И все же, когда Кромер описывал свое пребывание в Итоне, он как будто представлял себя уличным бродягой, запертым в мире привилегий, и делал при этом мужественное лицо. "Они всегда были очень милыми", - говорит он о своих школьных товарищах. "Но я имею в виду, что жизнь - это... я имею в виду, я думаю, что это выяснилось очень рано, одна из вещей, которой научила няня, - это то, что жизнь несправедлива. Я имею в виду, что в ней всегда будет неравенство того или иного рода. Как только вы это признаете, перестанете на это обижаться... Я не чувствовал никакой обиды по этому поводу. Я имею в виду, что не хотел жить в Чатсуорте".

Его интервью - часть проекта устной истории под названием City Lives, в котором собраны интервью почти со всеми самыми значимыми людьми, присутствовавшими при возрождении финансовой индустрии лондонского Сити. Что необычно, так это их культурное единообразие. Они были богаты, они были мужчинами, они были южанами, они получили частное образование; если они не учились в Итоне, они ходили в Хэрроу. Образование в Винчестере отличало человека как дерзкого нонконформиста. В этом маленьком мире крошечные градации статуса приобретали огромную значимость. Камерона Кобболда, возглавлявшего Банк Англии до Кромера, один историк назвал "ярко выраженным выходцем из Итона", и если вы потратите время на прослушивание их интервью и чтение стенограмм их речей, то поймете, что именно это означает. Кромер, наследник графства, чей отец организовывал ангажементы короля, мог причислить себя к несчастным мира сего только потому, что никогда не встречал никого, кто был бы действительно несчастен. И это человек, который руководил центральным банком Великобритании.

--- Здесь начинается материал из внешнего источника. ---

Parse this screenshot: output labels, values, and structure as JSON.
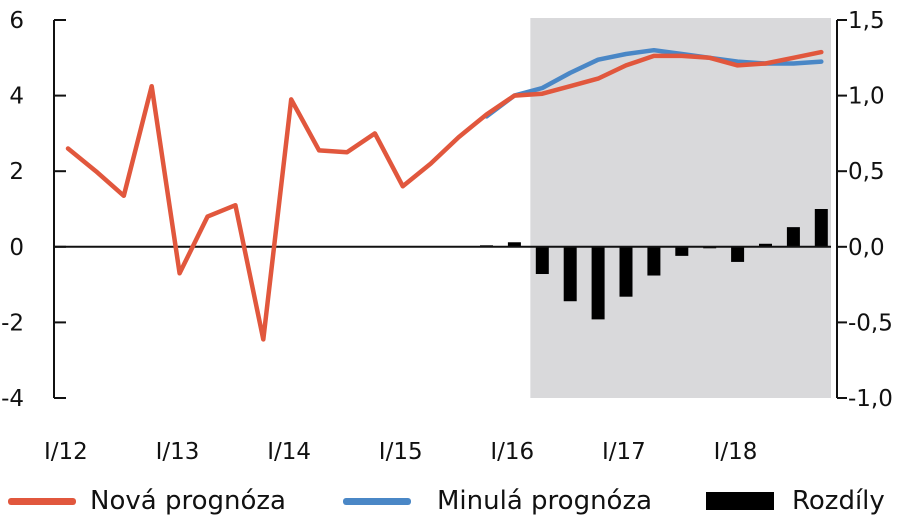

Дело было не только в том, что это племя ничего не знало о жизни своих собратьев. У них были общие манеры и причуды, которые позволяли исключить кого-либо из посторонних. В их поведении сквозило безразличие английского джентльмена: назвать что-то "неловким" было высшим оскорблением.

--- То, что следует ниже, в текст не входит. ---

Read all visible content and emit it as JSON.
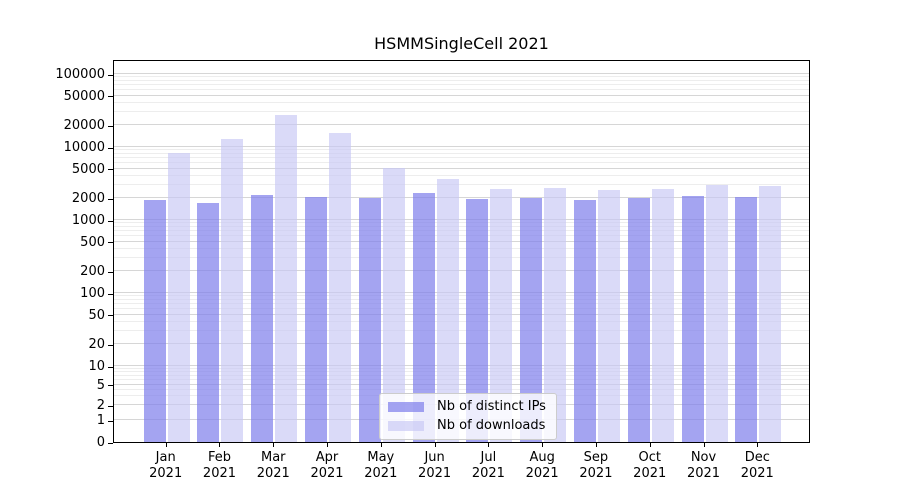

-В письмах и документах, хранящихся в городских архивах, можно увидеть, как инсайдеры называли друг друга по имени, а аутсайдеры - по фамилии. "Тех, кто считался ниже соли, всю жизнь называли по фамилии, и они работали над собой. Это были квотермейстерские комиссии делового мира, в отличие от офицерско-кадетских комиссий", - вспоминал Джон Баркшир, получивший частное образование в Сити, который помог запустить торговлю фьючерсами много позже этого периода, и о котором мы еще услышим.